Fabl, ilk bakışta kıskanç bir kurbağanın hazin öyküsü gibi görünse de, aslında insan doğasına dair derin felsefi sorularla yüzleşmemizi sağlar. Kurbağanın büyüme saplantısı –iri bir öküzü– kendine model almasıyla başlar. Çünkü kendini olduğu gibi kabul etmek istemez. Üstelik başka bir kurbağaya “oldu mu?” sorusunu yönelterek, kendini diğerinin ona bakışı üstünden doğrulatmak ister. Lacan’ın deyimiyle bu yaklaşım insanı, arzunun öznesi değil, “başkasının arzusunun nesnesi” hâline getirir. Kurbağa her şişişinde biraz daha kendinden uzaklaşır. Bu noktada, stoacı düşünce devreye girer: dış koşullara bağlı olan mutluluk, benlik algısını engeller. Dolayısıyla kurbağanın büyümek isterken patlaması; varlığının anlamını yanlış yerde aramasından kaynaklanan bir çöküşle sonlanır. Heidegger’in tanımıyla bu durum, toplumsal beklentilere, başkalarının düşüncelerine ve genel normlara göre hareket eden bireyi ifade eden sahici olmayan bir varoluştur!
Bugünün kurbağaları da artık çayırlarda değil Instagram filtrelerinde şişiyor. Mükemmellik arayışı ile kendini yetersiz hisseden insan, her gün başkalarının hayatlarına bakıp, kendi benliğini küçümsüyor. Abartılmış başarılar, kusursuz ciltler, sahte hayatlar… Hepsi “Oldum mu?” sorusunun cevabını arıyor. İnsan sanal bir bataklıkta vıraklayıp duruyor, ama gerçekte kimse birbirini duymuyor.
Bu noktada, lisede mantık dersinde öğrendiğim zincirleme nedensellik ilkesini hatırlıyorum: “Bir çivi bir atı kurtarır, bir at bir askeri kurtarır, bir asker bir orduyu kurtarır, bir ordu bir ülkeyi kurtarır; yani bir çivi, bir ülkeyi kurtarır.” Basit bir öğenin, karmaşık yapılar içinde dönüştürücü bir etkisi olabileceğini vurgulayan bu anlatı biçimi, kurbağaların edebi ve düşünsel temsili açısından da anlamlıdır.

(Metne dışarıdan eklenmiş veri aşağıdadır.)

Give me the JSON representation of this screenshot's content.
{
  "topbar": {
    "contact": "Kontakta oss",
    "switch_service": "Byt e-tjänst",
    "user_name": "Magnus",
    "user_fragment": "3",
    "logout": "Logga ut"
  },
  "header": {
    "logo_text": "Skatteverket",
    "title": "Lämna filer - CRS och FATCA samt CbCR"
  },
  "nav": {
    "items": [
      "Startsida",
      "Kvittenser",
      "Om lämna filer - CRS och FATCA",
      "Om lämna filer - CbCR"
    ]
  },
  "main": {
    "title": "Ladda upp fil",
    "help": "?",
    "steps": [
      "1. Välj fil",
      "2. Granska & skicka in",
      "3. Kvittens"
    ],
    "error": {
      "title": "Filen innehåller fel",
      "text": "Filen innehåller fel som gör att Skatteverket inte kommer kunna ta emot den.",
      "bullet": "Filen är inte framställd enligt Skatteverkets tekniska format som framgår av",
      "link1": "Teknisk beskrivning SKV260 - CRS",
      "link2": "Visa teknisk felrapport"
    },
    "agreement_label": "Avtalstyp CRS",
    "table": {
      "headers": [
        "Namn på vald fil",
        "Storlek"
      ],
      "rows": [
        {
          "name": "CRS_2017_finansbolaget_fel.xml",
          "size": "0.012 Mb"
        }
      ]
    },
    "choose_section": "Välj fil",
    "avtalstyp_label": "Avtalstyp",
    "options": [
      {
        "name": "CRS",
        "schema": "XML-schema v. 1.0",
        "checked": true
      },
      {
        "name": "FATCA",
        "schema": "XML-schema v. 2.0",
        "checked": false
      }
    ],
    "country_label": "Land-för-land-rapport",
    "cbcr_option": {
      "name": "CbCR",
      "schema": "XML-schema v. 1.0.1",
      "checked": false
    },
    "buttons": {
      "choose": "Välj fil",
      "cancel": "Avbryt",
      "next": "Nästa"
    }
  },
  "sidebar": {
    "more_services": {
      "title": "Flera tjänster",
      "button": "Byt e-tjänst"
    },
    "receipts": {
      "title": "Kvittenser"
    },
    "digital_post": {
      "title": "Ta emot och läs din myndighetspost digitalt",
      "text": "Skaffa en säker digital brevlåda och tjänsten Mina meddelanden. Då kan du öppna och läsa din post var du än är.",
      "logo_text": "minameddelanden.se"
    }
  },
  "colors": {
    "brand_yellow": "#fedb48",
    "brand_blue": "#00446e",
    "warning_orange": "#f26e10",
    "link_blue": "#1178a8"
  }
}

Spinoza, evrende her şeyin Tanrı’nın zorunlu doğasından çıktığını, bu yüzden hiçbir şeyin rastlantısal olmadığını savunur. Bu açıdan bakıldığında, edebiyattaki kurbağa figürü, yalnızca kendi başına bir sembol değil, onun arkasındaki davranışların, arzuların, yasakların ve dönüşümlerin bir sonucu olarak belirir. Edip Cansever’de içsel boşluk bir yoksunluk değil, geçmişte tüketilmiş anlamların izidir; Sabahattin Ali’de bastırılan her duygu, zamanla yeniden doğuşa evrilir; Grimm Kardeşler masalında kibirli toplumsal yapılar, görünüşe göre değersiz olanı dışlar, ama bu dışlama prensesin de dönüşümüne yol açar; La Fontaine’de ise kıskançlıkla şişen kurbağa, kendi sınırlarını bilmeden yok oluşunu hazırlar. Küçük, hatta önemsiz gibi görünen bir varlık, insanın en derin hakikatlerine açılan kapı hâline gelir. Dönüşüm her yerdedir; ve kurbağalar, bu dönüşümün en veciz, en kadim metaforlarından biridir.